Así encontramos, por ejemplo, el canto de Orfeo y su lira, capaces de dominar la furia de todo el Hades, o el canto menos venturoso de las sirenas, que conducía a los navegantes hacia la más abyecta perdición.
Mas no nos convocan hoy arrumbadas narraciones que yacen dormidas en oscuros anaqueles, sino que más bien compartiremos la reflexión en torno a una concepción muchísimo más vernácula del arte del canto y zonas aledañas.
Así como Beatriz acompañó a Dante en su ascenso a las esferas celestes, así Laura Celave nos acompañará en esta ocasión a través de los sinuosos caminos que el arte del canto la ha llevado a recorrer. Sin más dilaciones, los dejo con la palabra de la entrevistada.
Primer capítulo: acerca de cómo la niña Laura descubrió sus inquietudes artísticas y lúdicas
Yo siempre fui extrovertida. Desde chiquita jugaba a cantar, bailar, actuar. A partir de los 10 años, empecé a tocar la guitarra. Además, iba al coro de niños de la Cooperativa Obrera con Carmelo en esa época. Eso constituyó para mí una gran base desde el trabajo audio-perceptivo.
Después me enganché un poco más con el teatro, siempre pasando por las diferentes escuelas artísticas de la ciudad. Por citar algunas, la Escuela de Teatro, el Conservatorio, la Escuela de Estética; incluso tuve un breve paso por la Escuela de Danza.
En torno a los 14 o 15 años, tuve un momento muy vinculado al teatro. Me volví actriz. En aquel entonces, la compañía Nuevo Drama estaba en sus inicios, y yo formaba parte de ella. El hecho de tener que actuar todos los sábados como un trabajo constituyó una gran escuela de formación.
Recuerdo un hecho que fue muy significativo para mí: nos retiramos a una casa quinta durante dos o tres meses para elaborar los trajes y la escenografía. Bueno, esas experiencias son muy propias de los actores.
Después de esa experiencia, la música como que me volvió a seducir. Y bueno, regresé a ella. Cuando terminé la secundaria, me fui a estudiar cine a La Plata. Me dio por lo audiovisual. Pero bueno, eran los 90, y era todo muy cuesta arriba desde lo económico, lo cual hacía muy difícil poder sobrellevarlo.
Intenté trabajar y estudiar, pero era un caos. Además, a mis padres los habían echado de sus trabajos. Entonces, un poco para ayudarlos, volví a la ciudad y a la música. En ese proceso, dejé Bellas Artes, que duró muy poco.
Al regresar, me encontré con un deseo muy fuerte de comenzar a componer música popular, canciones. También me encontré, a la par de esa situación, con la necesidad de compartir la música con otras mujeres músicas. Decidí entonces formar lo que creo que fue, según mi parecer, la primera banda de músicas mujeres de la ciudad de Bahía Blanca. Creo.
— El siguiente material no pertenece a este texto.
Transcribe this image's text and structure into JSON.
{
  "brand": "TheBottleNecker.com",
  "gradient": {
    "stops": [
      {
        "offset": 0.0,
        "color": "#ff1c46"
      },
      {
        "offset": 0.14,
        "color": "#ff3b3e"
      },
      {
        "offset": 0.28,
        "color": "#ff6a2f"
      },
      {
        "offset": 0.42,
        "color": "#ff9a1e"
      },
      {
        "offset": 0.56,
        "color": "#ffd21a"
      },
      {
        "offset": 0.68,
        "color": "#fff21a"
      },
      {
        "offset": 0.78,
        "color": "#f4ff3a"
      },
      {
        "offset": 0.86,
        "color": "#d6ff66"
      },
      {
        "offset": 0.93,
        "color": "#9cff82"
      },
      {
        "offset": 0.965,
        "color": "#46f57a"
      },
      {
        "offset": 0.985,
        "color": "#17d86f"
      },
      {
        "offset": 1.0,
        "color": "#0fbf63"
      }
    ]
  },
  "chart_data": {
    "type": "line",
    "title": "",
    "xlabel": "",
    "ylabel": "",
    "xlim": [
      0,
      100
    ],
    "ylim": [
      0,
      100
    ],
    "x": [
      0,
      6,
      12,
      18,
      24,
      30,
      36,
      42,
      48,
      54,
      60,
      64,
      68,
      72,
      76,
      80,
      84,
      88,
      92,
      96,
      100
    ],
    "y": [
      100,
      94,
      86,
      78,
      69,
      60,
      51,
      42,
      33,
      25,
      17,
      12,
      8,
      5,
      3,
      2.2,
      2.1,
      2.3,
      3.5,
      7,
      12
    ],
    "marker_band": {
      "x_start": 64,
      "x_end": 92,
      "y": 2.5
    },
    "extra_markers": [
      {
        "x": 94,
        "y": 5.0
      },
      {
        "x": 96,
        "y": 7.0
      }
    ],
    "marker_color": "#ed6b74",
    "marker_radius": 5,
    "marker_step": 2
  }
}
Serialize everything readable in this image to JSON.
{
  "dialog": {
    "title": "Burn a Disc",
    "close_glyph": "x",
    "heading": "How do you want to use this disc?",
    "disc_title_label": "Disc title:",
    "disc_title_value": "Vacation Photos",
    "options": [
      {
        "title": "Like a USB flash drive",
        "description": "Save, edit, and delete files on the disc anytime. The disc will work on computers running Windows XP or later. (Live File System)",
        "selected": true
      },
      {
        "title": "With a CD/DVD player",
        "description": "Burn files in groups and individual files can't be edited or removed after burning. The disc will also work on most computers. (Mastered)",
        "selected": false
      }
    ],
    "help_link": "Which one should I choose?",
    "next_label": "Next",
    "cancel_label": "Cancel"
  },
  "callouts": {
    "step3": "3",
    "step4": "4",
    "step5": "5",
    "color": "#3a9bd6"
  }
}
Esa fue una experiencia muy interesante, ya que todas estábamos dando nuestros primeros pasos en la música. La banda estaba formada por Gisela Gregori en teclado, Raquel Abonizio en violín, Natalia González como bajista (aunque en realidad era contrabajista), Virginia de la Cruz en batería y Laura Tappata en guitarra.
Todas componíamos y, además, en escena manteníamos una actitud performática, lo cual era algo bastante llamativo e inusual en aquel entonces. Si tuviese que definir el estilo, era bastante cercano a Björk, por decir algo.
El nombre de la banda merece dos palabras aparte: era Selina Kyle, es decir, el alter ego de Gatúbela.
Capítulo 2: de cómo la joven Laura deja su tierra y migra hacia lugares lejanos
Luego me fui a Buenos Aires y, una vez allí, en la EMPA, empecé a estudiar canto de manera profesional. Estudié muchos métodos, en la Escuela de Música Popular de Avellaneda.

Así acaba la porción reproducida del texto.